A research system that combines symbolic logic with a formal geometry language has outperformed Gemini 2.5 Pro and GPT-5 on three-dimensional geometry benchmarks.
Hilbert-Geo translates geometry problems and diagrams into a structured formal language, then uses a pre-built theorem bank to generate step-by-step solutions. The approach splits the work into two stages: a parsing step that converts natural language and visual diagrams into a conditional description language, and a reasoning step that applies formal rules and algebra to produce verifiable answers. On a newly released expert-annotated solid geometry dataset, it reached 77.3% accuracy — compared to 54.2% for Gemini 2.5 Pro on the same benchmark. On a separate benchmark, it scored 84.1% against GPT-5's 62.9%.

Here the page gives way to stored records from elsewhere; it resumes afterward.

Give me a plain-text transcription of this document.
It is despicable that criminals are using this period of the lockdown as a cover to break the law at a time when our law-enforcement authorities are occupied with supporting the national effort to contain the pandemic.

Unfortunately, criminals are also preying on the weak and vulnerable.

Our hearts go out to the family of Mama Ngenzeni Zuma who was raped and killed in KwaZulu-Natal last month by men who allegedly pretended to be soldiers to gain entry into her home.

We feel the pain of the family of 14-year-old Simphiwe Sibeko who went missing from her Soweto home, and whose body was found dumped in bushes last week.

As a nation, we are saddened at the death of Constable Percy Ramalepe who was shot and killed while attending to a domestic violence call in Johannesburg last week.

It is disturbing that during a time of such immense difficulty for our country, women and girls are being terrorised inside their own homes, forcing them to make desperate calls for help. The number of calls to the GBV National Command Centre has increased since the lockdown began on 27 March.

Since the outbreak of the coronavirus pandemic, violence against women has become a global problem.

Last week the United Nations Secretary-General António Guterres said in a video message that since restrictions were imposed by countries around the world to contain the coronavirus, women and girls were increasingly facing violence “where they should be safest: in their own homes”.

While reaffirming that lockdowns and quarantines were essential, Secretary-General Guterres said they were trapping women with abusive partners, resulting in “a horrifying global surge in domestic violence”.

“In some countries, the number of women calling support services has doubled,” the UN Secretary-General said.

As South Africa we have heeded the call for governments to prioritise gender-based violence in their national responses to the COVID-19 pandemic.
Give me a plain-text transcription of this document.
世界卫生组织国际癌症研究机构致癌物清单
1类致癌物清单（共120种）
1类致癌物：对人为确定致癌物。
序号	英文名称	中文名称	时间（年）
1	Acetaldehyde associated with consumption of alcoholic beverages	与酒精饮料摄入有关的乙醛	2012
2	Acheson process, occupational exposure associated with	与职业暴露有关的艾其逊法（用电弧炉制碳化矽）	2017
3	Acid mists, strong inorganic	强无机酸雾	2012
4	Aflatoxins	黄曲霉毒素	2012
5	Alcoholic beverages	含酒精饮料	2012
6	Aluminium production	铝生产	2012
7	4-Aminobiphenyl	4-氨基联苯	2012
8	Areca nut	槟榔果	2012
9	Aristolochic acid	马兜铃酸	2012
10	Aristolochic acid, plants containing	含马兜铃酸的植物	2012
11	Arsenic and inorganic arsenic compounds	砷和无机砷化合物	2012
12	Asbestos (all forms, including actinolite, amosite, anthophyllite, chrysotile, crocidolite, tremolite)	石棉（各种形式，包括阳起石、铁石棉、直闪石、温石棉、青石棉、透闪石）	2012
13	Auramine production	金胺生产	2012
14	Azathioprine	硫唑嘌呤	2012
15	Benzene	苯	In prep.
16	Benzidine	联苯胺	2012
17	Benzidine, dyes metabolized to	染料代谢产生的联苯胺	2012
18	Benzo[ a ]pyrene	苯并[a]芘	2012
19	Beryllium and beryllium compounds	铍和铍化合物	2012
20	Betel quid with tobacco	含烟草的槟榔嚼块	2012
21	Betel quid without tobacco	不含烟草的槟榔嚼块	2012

Most AI math reasoning work has concentrated on two-dimensional geometry, where large models already perform reasonably well. Solid geometry is harder: it requires interpreting 3D diagrams and chaining spatial inferences across more complex structures — exactly the kind of task where statistical pattern-matching runs out of headroom before symbolic methods do. By grounding solutions in a verifiable theorem bank rather than learned intuition, the system produces answers that can be checked step by step, which matters when math AI is being pitched for education or any context where showing your work is not optional.
A 23-point gap over Gemini 2.5 Pro on solid geometry is the kind of result worth stress-testing — the team released their code and datasets publicly, so at least others can try.